Brief facts necessary to dispose of these appeals are recapitulated as under:
First Appeal:-
Smita Achyut Karekar was admitted to Ashirwad Nursing Home as she was suffering from the ailment of slip disc. The operation was performed on 8.10.1997. It was noticed, at about 3.45 pm on that day, that her blood vessels had ruptured accidentally during the surgery. She was declared dead at 5.35 pm.

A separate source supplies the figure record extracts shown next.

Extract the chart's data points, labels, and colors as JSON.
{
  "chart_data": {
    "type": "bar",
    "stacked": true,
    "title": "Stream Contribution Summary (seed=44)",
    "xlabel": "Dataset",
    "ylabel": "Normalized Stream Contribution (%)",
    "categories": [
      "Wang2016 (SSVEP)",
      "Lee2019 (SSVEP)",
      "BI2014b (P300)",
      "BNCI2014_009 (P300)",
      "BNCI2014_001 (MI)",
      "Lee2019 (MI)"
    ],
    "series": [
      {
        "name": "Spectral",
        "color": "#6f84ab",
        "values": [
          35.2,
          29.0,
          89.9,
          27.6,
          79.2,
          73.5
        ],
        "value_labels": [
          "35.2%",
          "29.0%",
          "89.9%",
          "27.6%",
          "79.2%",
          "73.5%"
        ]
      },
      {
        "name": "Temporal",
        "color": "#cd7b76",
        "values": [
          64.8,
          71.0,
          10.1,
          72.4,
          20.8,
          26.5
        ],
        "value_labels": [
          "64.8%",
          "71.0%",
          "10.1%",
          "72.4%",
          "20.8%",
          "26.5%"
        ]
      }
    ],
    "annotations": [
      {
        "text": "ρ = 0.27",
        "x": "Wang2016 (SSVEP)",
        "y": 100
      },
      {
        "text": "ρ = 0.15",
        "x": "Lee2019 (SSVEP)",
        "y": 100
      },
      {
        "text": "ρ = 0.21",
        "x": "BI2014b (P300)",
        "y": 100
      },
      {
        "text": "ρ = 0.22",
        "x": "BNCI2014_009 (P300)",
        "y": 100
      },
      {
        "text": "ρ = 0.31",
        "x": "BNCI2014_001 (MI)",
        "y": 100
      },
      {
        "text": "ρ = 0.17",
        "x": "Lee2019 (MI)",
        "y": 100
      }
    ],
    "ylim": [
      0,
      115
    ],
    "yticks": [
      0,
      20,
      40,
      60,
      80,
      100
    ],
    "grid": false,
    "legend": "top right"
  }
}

The complainants issued a legal notice on 24.7.1999. Reply to the legal notice was sent on 7.8.1999. The complainants filed complaint alleging deficiency in service and claimed compensation of Rs.15,00,000/-. The complainants did not take necessary steps to remove objection and to complete procedure under the Consumer Protection Act, 1986. The State Commission, Maharashtra issued notice to the opposite parties/appellants herein on 10.02.2004. On 9.9.2004, the State Commission dismissed the complaint for want of prosecution. On 04.11.2004, the complainants filed an application for recalling 9.9.2004 order and consequently the State Commission recalled the order dated 9.9.2004 and restored the complaint. The appellants aggrieved by the said order preferred a Revision Petition No.551 of 2005 before the National Consumer Disputes Redressal Commission, New Delhi. The appellants in the revision petition made two main arguments before the Commission : firstly, that the State Commission did not have the power to restore the complaint and, secondly, that the State Commission restored the complaint without issuing notice to the appellants. The National Commission dismissed the revision petition which has been challenged by the appellants before this Court.
Second Appeal
The National Commission passed an ex parte order and in the appeal against the order, this Court gave liberty to the appellants to approach the Commission for setting aside the ex parte order. Thereafter, an application was filed by the complainants for review of the order. The Commission vide order dated 12.7.2001 (relied on the judgment of Jyotsana’s case) 17dismissed the application. Aggrieved by the said order, the appellant has filed this appeal.
On careful analysis of the provisions of the Act, it is abundantly clear that the Tribunals are creatures of the Statute and derive their power from the express provisions of the Statute. The District Forums and the State Commissions have not been given any power to set aside ex parte orders and power of review and the powers which have not been expressly given by the Statute cannot be exercised.